Нельзя не отметить и того, что конкретная обстановка создавала своего рода «служебный иммунитет» тем начальникам, которые имели огромный личностный авторитет у белых волонтеров. Это вносило определенную специфику во внутренний уклад жизни Добровольческой армии865.
Надо отметить прозорливость военно-политических лидеров белого движения, которые смогли учесть изложенные выше обстоятельства и внести коррективы в общую концепцию воинской дисциплины как неотъемлемой части морального духа армии.

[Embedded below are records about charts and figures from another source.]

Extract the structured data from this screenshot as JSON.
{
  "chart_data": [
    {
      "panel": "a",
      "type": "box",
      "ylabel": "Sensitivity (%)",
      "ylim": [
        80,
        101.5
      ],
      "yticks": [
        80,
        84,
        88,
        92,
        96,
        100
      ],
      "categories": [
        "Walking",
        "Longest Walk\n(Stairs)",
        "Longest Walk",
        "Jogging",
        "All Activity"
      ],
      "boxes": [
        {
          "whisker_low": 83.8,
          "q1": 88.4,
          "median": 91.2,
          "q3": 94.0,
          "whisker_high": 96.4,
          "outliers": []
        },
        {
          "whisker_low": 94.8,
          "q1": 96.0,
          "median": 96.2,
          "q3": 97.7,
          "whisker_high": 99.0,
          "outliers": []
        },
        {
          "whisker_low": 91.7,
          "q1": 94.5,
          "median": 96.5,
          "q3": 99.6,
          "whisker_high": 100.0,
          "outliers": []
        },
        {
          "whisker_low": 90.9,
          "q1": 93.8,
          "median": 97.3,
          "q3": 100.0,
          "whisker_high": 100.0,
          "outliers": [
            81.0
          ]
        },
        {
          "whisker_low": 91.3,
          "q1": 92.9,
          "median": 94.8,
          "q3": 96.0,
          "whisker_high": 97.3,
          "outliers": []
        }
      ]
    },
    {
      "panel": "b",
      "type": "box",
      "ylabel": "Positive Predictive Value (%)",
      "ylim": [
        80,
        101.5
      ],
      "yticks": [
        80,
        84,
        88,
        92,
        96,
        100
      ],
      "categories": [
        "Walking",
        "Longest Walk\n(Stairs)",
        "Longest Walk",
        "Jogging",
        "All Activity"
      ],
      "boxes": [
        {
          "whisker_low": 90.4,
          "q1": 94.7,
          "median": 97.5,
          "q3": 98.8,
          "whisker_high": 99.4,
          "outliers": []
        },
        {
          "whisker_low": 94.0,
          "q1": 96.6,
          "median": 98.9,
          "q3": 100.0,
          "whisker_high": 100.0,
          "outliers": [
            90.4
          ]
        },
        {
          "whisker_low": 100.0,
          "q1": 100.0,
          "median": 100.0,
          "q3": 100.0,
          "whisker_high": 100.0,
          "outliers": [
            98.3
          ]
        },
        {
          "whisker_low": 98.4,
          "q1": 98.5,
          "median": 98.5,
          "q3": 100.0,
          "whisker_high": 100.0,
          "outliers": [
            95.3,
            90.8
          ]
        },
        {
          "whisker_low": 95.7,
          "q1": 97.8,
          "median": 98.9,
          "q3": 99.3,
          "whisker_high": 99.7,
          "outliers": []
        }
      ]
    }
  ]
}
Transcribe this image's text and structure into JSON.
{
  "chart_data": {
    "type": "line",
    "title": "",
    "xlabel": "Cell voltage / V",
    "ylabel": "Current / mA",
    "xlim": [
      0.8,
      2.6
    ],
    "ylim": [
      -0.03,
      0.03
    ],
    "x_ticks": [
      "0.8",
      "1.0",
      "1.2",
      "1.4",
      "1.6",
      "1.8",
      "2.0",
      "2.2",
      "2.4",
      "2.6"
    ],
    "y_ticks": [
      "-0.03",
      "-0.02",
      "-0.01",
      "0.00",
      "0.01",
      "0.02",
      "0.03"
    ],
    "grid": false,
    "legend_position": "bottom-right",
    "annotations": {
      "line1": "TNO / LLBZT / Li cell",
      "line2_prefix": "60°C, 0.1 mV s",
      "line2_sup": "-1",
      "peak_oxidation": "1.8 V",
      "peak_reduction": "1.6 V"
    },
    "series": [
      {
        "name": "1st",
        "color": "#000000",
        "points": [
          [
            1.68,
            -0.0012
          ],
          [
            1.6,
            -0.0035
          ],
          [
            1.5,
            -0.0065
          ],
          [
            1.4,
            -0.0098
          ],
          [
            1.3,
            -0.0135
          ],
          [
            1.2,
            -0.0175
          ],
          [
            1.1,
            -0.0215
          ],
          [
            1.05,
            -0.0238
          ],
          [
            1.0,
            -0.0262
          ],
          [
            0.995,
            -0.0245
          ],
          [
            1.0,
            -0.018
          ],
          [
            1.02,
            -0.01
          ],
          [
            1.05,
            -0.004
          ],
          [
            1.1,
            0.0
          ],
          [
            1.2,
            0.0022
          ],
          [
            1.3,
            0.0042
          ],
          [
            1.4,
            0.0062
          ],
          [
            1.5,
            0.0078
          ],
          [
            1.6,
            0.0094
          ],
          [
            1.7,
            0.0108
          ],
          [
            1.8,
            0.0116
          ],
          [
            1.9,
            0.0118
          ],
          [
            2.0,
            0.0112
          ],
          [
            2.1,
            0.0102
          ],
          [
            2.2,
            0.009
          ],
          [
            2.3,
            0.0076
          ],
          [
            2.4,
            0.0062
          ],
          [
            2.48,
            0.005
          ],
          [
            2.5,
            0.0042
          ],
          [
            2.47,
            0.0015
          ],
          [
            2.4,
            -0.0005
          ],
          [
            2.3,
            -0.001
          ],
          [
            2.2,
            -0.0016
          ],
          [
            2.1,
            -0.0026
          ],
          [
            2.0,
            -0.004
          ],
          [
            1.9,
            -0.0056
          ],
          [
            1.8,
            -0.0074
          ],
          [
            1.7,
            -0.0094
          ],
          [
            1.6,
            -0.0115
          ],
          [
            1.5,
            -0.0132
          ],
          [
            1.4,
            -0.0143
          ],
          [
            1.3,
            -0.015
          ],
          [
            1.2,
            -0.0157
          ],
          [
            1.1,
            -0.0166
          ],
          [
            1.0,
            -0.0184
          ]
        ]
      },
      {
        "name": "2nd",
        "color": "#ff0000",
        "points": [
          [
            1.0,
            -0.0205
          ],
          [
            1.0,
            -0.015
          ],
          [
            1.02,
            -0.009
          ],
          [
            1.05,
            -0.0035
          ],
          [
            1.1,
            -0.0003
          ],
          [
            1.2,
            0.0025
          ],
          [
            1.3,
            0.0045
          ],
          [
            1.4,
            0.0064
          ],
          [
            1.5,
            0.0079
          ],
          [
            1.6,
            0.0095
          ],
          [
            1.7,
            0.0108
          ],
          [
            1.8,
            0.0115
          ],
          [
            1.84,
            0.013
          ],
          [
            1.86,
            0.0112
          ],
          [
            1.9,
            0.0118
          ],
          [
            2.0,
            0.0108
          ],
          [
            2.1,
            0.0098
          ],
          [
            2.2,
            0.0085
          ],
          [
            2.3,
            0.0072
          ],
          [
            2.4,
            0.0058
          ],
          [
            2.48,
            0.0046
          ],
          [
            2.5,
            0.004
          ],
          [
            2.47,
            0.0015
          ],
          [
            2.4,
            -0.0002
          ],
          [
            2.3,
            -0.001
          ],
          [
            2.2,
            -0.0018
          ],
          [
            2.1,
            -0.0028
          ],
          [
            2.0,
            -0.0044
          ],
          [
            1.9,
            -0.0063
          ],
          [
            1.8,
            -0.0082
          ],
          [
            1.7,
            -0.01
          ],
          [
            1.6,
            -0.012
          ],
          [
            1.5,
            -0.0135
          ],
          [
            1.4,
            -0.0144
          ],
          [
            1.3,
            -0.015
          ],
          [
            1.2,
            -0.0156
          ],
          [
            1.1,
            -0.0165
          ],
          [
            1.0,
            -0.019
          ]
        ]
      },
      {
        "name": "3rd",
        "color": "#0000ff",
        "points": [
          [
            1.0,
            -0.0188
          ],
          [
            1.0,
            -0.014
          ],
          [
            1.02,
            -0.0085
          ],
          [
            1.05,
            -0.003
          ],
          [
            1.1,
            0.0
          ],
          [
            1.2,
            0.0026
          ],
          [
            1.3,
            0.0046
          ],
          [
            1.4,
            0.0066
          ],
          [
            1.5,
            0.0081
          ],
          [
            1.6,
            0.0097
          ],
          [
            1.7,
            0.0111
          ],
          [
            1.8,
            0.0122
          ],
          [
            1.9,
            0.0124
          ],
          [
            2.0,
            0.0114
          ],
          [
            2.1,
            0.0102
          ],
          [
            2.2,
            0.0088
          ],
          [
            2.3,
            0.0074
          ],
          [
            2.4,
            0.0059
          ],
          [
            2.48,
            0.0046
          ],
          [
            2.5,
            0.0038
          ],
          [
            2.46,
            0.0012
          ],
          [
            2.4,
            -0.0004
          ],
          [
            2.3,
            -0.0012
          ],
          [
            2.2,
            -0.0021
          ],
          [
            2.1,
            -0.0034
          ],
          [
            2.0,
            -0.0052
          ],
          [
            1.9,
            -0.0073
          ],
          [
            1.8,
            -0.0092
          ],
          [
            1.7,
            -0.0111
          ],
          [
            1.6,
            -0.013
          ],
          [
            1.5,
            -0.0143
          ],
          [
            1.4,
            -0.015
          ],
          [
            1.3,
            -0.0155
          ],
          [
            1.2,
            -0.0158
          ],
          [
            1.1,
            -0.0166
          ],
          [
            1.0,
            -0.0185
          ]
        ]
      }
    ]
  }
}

Данные коррективы материализовались тогда, когда командующий Добровольческой армией генерал Деникин окончательно внедрил в армию воинские уставы армии царской России с изменениями, продиктованными конкретно-исторической обстановкой:
— офицеры обращаются к подчиненным на «Вы», а те титулуют их по чинам;
— отменяется постановка «во фронт»;
— разрешается нижним чинам посещение, без всяких ограничений, общественных зрелищ, а также езда в трамваях, курение на улице, при условии строжайшего отдания чести866.
Кроме того, Деникин уровнял в правах гвардейских и армейских офицеров, решив застарелую проблему царской армии867.
Необходимо подчеркнуть, что дальнейшие коррективы в общую концепцию воинской дисциплины как неотъемлемой части морального духа армии белым вождям пришлось внести после того, как состоялся переход к мобилизации офицеров. Приказом №64 от 25 октября 1918 г. в ряды Добровольческой армии призывались все штаб868 и обер-офицеры869 в возрасте до 40 лет.
Тем из них, кто «освободился из армии» (по истечении срока «контракта»), предписывалось «или покинуть территорию ея в семидневный срок, или подвергнуться вновь обязательному призыву…». А приказом №246 от 7 декабря 1918 г. отменялись четырехмесячные сроки «контракта» и теперь служба становилась обязательной870.
Для строевого офицерства Добровольческой армии такие приказы не имели значения, так как у большинства из них «твердо сложилось убеждение в необходимости обязательной службы»871. Но для офицерства, проживавшего в тех районах и городах Юга России, которые предстояло занять ВСЮР в 1919 г., обязательная служба в рядах белой армии ставила перед выбором, на чьей быть стороне в Гражданской войне и, безусловно, повлияла на рост притока офицеров в армию.
Да и идейная убежденность в правоте Белого дела, в необходимости борьбы с большевизмом у мобилизованных офицеров была, по оценке генерала Деникина, меньшей, нежели у офицеров-первопоходников872.
Кроме того, и это представляется чрезвычайно важным, среди офицеров все больше стала ощущаться дифференциация по значимости вклада в белую борьбу. Белогвардейский журналист Раковский образно отмечал то, что армия разделилась «на князей, княжат и прочую сволочь»873. «Княжата» считали мобилизованных офицеров «подневольниками», которые при большевиках «прятались в подвалах» и не любили их, и наоборот. Здесь крылись истоки будущего разложения офицерства.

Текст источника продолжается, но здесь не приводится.